We’ve had tens of thousands of people spotting nightjars and donating a bit of their time to sensory ecology research. The results of this (of course it’s still on-going, along with the new nest spotting game) is a 20Mb database with hundreds of thousands of clicks recorded. One of the things we were interested in was seeing what people were mistaking for the birds – so I had a go at visualising all the clicks over the images (these are all parts of the cropped image – as it really doesn’t compress well):
Then, looking through the results – I saw a strange artefact:
My first thought was that someone had tried cheating with a script, but I can hardly imagine that anyone would go to the bother and it’s only in one image. Perhaps some form of bot or scraping software agent – I thought that browser click automation was done by directly interpreting the web page? Perhaps it’s a fall back for HTML5 canvas elements?

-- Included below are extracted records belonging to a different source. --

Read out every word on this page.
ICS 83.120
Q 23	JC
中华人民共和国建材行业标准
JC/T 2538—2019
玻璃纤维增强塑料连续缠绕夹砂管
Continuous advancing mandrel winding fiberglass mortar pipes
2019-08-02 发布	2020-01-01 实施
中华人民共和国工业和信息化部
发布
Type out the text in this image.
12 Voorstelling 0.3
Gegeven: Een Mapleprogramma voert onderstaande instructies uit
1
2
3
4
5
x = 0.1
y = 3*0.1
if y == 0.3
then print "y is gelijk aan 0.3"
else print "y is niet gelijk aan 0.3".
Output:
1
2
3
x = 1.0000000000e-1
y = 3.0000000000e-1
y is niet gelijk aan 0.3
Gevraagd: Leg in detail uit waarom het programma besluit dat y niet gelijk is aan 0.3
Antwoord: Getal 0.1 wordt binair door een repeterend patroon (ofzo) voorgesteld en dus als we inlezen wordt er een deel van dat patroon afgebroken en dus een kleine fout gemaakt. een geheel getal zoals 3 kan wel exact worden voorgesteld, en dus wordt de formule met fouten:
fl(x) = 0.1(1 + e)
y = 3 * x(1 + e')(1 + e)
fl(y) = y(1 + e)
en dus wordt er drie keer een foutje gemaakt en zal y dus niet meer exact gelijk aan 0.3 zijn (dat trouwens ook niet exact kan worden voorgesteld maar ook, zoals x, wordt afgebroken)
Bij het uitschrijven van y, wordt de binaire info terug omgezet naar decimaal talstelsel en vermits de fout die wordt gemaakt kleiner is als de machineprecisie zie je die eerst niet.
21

It turns out it’s a single player (playing as a monkey, age 16 to 35 who had played before) – so easy enough to filter away, but in doing that I noticed the click order was not as regular as it looked, and it goes a bit wobbly in the middle:
Someone with very precise mouse skills then? 🙂
🙂 interesting example of cheating behaviour!
…and I like how (s)he also clicked through the tree, just in case!
Indeed. I think it’s still most likely to be a bot, but I can’t explain the inconsistencies :-/
Very strange how it shows just-almost bot behaviour!
perhaps it’s a bot with some not very refined random processes implemented to make it look more human…
perhaps someone is experimenting with a neural net, using the game to provide feedback, and it is in a mostly untrained state.